Of course, the government should have known better, three years earlier, she had tried to smother an older child for crying, but instead of taking the child out of the house, they were simply conducting random home inspections. It was earlier in the month that the Lovemores requested an end to home visits, usually a sign of trouble, and a big red flag should have been David Lovemore’s statement that, should there be trouble, he would pray instead of calling for help. The extended family had contacted authorities, worried over Julia’s “religious fervor” and the fact that she had cut off contact with family members after calling them “heathens”.

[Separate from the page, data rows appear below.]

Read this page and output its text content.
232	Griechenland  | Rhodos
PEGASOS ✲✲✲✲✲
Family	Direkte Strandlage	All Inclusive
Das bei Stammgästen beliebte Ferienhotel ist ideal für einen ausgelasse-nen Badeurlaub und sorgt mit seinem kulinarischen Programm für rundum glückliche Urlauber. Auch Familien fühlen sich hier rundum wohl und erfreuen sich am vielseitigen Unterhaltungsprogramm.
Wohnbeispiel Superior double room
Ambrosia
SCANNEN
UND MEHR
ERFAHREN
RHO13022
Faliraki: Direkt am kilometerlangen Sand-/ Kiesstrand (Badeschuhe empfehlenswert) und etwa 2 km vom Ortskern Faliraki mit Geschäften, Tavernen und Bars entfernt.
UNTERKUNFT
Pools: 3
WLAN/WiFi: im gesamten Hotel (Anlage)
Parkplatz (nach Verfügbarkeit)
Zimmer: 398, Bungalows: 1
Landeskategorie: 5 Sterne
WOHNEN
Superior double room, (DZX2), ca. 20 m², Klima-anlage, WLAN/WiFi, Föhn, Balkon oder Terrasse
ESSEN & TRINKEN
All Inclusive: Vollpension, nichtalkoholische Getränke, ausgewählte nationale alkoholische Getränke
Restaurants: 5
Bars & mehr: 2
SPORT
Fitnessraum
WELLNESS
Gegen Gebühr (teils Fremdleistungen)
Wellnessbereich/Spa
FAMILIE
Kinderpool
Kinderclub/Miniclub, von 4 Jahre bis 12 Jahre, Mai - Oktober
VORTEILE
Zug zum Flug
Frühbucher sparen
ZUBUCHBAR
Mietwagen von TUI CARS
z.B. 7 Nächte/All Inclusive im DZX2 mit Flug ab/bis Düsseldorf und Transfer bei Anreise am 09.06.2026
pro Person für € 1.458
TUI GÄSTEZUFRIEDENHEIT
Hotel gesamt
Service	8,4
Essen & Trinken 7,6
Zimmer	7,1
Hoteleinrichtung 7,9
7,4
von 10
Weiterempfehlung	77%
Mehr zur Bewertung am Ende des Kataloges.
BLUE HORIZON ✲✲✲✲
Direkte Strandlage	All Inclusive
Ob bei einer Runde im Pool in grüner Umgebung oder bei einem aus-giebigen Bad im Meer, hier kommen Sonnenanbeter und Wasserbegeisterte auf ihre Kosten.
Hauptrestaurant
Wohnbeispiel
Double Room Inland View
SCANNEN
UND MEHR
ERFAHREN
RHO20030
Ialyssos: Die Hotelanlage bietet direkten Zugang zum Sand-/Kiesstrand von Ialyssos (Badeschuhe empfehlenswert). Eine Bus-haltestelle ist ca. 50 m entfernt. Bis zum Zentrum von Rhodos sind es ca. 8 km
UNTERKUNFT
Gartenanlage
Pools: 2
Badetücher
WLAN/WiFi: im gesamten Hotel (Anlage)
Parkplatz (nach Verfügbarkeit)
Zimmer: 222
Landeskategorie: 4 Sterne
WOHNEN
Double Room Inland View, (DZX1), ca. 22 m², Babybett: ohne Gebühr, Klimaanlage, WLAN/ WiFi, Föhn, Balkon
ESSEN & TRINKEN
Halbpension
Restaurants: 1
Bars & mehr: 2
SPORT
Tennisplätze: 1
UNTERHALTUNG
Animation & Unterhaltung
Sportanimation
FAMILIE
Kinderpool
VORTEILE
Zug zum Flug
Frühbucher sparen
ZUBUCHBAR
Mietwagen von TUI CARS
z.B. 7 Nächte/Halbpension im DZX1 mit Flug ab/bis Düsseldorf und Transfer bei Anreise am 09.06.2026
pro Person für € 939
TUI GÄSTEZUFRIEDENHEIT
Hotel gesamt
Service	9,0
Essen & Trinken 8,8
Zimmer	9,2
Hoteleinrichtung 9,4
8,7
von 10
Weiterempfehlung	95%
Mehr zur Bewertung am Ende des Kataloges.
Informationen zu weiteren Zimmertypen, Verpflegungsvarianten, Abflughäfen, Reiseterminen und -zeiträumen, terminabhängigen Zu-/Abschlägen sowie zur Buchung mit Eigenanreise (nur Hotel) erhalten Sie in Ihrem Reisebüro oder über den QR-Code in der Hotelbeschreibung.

An hour after the murder of Faith, David Lovemore carried the lifeless body of the 6-week old and the critically injured older child into a local hospital. Officials are shocked at how this case fell through the cracks since it’s clear they were aware there were problems in the home. In an independent report by the Cambridgeshire Local Safeguarding Children Board, they found that the couple’s religious beliefs, which included the insistence their eldest daughter was “immortal”, were only “partially understood”, according to chairman Geoff Heathcock.
What should have been very well understood is the state of mind of Julia Lovemore, who had been repeatedly institutionalized since 1995. Mental health experts universally agreed that she suffered from delusional beliefs and, over the years, those beliefs became more devout and extreme, according to family members.
And they say that religion is harmless.